(Reblogged from March 17, 2010)
re·press (ri pres’), v.t. to check or inhibit.
Repression. Its something that liberals like to bring in almost any instance where some kind of sexual activity is being condemned or a call for self-control is being made, usually by the religious right. “Repressing our desires is bad.” “Repressing sexuality is lying about who we are.” “Limiting our sexual expression does more harm than good.”
These are the typical responses. The most recent one I heard was in a comment about on article on pornography that went something like, “repressed societies have more violence.” What I logically assume comes after this is a “so, we shouldn’t dissuade pornographic use or any other type of sexual repression.”
But is repression really as bad as all that? Does it breed violence? Is it a lie about who one is? By no means. I think the word repression has a bad connotation to it. It sounds too much like oppression, a word that people do not like. Rather, judging from the definition of repress at the top, I think a better word choice might be self-control. Either way, there are benefits to this practice.
For one, self-control, is not so much about limiting, but truly respecting and understanding freedom. We are free to do all things. It does not mean, though, that all things are beneficial. We are free to look at pornography all day, everyday. We are free to have contests to see which guy in our group can have sex with the most different women in a single week. We are free to drink as much alcohol as possible, and then free to hop into a car and drive as fast as we can down Main Street. Just because we can do something or want to do something does not mean that we should do something.
And in fact, some behaviors, such as pornography are very addictive, and so, by not exercising self-control, one can come to the point where they could not exercise control even if they wanted to. Indulging is not always good. The sexual revolution has screwed us over so bad. On demand birth control, on demand abortion, the exponential increase of sexual images on television, movies, billboards, magazines, books, and street corners have lead us to believe that we are entitled to sex whenever, with whoever, as long as both parties are willing, and in some cases, the willingness doesn’t have to be a prerequisite. And what have the results of this non-repressive behavior been? Prior to the 1960’s syphilis and gonorrhea were the only two major STDs. Today STDs have rapidly multiplied into HIV, chlamydia, HPV, bacterial vaginosis, genital herpes, PID, trichomoniasis, chancroid, and over 20 others. The effects of these diseases range from discomfort and nasty-looking outbreaks to infertility and death. And all of this in the name of sexual freedom.

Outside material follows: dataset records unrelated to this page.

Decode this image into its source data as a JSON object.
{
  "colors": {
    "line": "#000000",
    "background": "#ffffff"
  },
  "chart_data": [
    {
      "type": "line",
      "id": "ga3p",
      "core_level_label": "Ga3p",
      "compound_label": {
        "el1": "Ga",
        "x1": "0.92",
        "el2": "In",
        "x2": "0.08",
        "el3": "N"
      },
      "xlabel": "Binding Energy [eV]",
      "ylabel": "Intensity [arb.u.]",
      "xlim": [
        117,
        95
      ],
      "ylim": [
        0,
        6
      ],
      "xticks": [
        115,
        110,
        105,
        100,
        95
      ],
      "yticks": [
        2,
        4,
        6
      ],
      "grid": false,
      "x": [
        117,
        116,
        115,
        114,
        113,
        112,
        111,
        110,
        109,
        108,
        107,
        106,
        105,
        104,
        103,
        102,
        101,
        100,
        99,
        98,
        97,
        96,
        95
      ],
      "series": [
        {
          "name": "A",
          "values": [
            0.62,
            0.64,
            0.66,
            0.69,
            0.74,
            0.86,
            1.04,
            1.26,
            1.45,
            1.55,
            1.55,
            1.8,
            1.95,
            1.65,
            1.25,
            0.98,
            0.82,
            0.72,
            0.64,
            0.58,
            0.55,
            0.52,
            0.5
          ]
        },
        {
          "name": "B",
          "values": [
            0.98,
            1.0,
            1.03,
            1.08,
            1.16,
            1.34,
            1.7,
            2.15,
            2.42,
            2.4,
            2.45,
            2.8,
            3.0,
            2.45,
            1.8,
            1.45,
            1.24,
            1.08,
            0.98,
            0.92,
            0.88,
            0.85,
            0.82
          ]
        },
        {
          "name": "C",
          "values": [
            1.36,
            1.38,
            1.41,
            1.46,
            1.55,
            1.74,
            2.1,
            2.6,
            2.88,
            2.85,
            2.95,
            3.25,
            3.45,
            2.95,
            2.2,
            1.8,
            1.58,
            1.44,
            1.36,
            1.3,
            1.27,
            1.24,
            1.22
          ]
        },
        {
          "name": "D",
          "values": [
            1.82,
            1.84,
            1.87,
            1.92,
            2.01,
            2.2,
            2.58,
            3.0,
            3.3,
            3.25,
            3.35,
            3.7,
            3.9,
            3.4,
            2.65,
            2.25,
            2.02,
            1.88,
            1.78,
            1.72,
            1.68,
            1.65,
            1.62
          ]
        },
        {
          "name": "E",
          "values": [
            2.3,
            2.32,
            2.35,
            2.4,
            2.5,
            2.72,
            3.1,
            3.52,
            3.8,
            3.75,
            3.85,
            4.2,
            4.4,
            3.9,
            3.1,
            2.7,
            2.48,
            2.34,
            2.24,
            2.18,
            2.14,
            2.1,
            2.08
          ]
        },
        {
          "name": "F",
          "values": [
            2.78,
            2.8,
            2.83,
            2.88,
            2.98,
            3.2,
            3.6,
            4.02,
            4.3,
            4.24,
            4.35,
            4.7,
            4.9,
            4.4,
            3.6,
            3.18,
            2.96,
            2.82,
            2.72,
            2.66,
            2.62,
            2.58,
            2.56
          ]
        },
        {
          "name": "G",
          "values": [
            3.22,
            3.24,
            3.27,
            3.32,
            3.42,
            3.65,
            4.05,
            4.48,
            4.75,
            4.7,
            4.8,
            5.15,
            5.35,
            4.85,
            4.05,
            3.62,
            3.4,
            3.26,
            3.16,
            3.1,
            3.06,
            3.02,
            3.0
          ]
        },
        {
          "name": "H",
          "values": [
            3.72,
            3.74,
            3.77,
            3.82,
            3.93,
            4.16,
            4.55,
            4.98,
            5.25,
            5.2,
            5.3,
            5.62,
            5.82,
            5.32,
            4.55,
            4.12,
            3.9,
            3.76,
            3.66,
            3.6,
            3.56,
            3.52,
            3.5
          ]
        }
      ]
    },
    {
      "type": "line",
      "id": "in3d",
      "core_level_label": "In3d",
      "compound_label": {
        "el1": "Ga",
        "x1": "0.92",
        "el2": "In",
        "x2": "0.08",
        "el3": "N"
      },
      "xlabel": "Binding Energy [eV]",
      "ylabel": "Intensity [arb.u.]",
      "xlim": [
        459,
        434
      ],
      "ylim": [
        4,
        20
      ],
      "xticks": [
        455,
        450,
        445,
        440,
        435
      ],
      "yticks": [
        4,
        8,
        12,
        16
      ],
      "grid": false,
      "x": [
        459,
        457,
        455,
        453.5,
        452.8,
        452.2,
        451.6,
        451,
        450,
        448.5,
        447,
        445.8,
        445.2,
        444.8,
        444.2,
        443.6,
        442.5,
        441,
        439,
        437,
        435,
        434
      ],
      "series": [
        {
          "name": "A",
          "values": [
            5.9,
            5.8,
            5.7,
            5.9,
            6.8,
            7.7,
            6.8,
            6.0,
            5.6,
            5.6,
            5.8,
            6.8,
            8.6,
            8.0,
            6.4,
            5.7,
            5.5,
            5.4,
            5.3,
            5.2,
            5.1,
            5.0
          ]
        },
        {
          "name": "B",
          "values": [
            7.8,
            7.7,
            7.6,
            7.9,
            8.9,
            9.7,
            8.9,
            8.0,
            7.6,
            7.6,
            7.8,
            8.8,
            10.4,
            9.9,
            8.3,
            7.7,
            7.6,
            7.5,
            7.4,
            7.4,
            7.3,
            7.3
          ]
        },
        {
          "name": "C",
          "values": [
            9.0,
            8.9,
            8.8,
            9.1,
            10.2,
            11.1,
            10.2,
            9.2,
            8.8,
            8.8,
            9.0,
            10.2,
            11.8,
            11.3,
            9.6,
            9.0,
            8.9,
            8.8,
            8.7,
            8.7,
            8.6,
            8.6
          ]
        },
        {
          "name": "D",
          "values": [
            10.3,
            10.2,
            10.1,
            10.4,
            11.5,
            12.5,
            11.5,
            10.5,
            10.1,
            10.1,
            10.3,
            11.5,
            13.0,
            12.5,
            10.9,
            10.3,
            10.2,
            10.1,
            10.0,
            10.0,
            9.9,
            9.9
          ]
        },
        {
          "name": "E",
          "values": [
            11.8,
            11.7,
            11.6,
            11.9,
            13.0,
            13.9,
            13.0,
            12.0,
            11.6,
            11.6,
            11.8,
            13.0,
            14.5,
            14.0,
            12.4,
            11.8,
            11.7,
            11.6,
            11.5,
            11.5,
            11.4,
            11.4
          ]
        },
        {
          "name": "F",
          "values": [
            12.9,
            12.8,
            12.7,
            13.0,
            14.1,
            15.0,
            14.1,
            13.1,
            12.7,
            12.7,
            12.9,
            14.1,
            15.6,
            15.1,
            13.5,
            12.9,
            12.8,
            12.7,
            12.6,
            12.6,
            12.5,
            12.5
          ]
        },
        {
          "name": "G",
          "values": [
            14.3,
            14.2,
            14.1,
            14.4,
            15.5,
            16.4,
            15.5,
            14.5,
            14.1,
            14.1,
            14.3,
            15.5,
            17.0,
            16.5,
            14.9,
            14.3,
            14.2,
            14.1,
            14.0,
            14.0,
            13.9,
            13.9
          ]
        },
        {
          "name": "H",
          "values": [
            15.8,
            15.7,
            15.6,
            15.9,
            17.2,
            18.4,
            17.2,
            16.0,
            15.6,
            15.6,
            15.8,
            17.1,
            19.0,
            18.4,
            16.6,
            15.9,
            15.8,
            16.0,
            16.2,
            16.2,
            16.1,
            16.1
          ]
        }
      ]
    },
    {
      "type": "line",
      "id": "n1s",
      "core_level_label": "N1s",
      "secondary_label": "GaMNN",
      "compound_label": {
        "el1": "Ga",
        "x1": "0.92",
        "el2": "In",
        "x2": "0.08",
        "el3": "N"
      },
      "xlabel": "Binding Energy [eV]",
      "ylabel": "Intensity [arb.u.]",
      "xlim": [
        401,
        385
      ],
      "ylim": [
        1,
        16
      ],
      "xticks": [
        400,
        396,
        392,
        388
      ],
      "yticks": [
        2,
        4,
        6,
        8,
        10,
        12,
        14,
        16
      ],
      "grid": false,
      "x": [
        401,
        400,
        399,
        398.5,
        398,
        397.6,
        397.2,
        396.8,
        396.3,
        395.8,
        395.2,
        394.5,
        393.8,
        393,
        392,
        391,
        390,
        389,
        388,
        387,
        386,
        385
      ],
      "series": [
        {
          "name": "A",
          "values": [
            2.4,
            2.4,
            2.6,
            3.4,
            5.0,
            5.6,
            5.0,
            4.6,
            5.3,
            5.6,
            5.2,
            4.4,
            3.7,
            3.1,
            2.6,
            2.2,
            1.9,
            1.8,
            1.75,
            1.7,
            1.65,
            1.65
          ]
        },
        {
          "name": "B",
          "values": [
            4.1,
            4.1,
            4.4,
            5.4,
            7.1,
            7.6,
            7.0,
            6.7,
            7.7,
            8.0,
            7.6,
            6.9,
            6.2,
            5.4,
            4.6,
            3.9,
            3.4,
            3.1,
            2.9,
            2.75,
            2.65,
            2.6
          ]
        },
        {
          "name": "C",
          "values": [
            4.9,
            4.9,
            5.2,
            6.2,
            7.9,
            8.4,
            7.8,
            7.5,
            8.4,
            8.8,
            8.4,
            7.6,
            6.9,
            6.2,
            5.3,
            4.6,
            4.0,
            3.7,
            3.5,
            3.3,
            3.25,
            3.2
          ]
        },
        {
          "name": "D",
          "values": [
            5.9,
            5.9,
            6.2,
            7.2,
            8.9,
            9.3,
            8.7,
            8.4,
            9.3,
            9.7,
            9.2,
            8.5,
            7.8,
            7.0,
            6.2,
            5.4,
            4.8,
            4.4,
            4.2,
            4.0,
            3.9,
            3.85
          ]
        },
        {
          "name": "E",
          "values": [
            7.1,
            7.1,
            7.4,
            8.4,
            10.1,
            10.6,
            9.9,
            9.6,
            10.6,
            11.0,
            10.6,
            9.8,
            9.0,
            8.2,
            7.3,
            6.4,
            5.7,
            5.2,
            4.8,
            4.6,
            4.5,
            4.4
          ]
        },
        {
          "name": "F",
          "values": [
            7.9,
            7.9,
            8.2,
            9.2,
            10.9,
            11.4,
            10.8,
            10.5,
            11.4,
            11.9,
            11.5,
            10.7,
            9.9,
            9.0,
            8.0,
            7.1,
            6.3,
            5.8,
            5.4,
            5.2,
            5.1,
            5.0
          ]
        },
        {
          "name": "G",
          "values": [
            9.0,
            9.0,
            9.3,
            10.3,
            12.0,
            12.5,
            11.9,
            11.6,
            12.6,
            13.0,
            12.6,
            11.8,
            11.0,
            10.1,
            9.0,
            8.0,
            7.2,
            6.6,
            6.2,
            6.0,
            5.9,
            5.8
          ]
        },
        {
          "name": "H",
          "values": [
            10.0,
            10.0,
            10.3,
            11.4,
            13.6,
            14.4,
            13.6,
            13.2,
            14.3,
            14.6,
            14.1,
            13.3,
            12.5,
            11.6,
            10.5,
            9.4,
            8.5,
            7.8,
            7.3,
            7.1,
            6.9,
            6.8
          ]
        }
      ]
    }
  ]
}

Then there is the divorce rate which has skyrocketed since the sexual revolution began. Probably because of the eradication of inhibitions to commit adultery. “What? You should be able to be married to whoever you are in love with. If it’s not your spouse, you should be able to get divorced and marry the one you love.” Maybe. Maybe not. But how has this affected children. Children have had to live in split households, not being able to see what true sacrifice and love means, not seeing people work relationships out. Not having the influence of both a father and mother on them. Maybe you are one of those children. Maybe you turned out “just fine”. But think of how your life might have been different if your parents had worked it out. Suddenly sex isn’t only affecting you. Its affecting families. One’s lack of self-control might destroy their own family, and it might destroy someone else’s. But sexual freedom is most important. I keep forgetting about that.
The point is, our culture has degraded sex into an act where we come together, mutually (usually) derive pleasure from each other, and then leave. We ignore any emotional, physiological, psychological, or moral consequences. Whatever feels good is good. Not feeling good is bad. So feel good! Yet, it clearly has not worked out to make our society better, but has created more brokenness! Part of our human dignity is derived from the fact that we have the freedom to make choices. God was so good in giving us that ability. But all choices are not equal. Some choices diminish that human dignity, and the sexual revolution has made those choices prevalent. Just think about this: we want people to be repressive when it comes to robbing banks, when it comes to bad driving, when it comes to lying, when it comes to violence. Why? Because we sense that an excess of freedom in these areas is not a good thing. Well folks the same is true with sex, only its a lot harder to exercise self-control in this area, for what I think are obvious reasons. It doesn’t mean that we should give up or not try very hard.
Conclusion: We’ve come darn close to having absolute sexual freedom in our nation, and things have gotten worse, none of the promises from it have come to light. So why not see where exercising a little self-control, and respect for human dignity gets us, for say, the next 50 years, giving both “revolutions” and equal amount of time to change society. And let the best man win.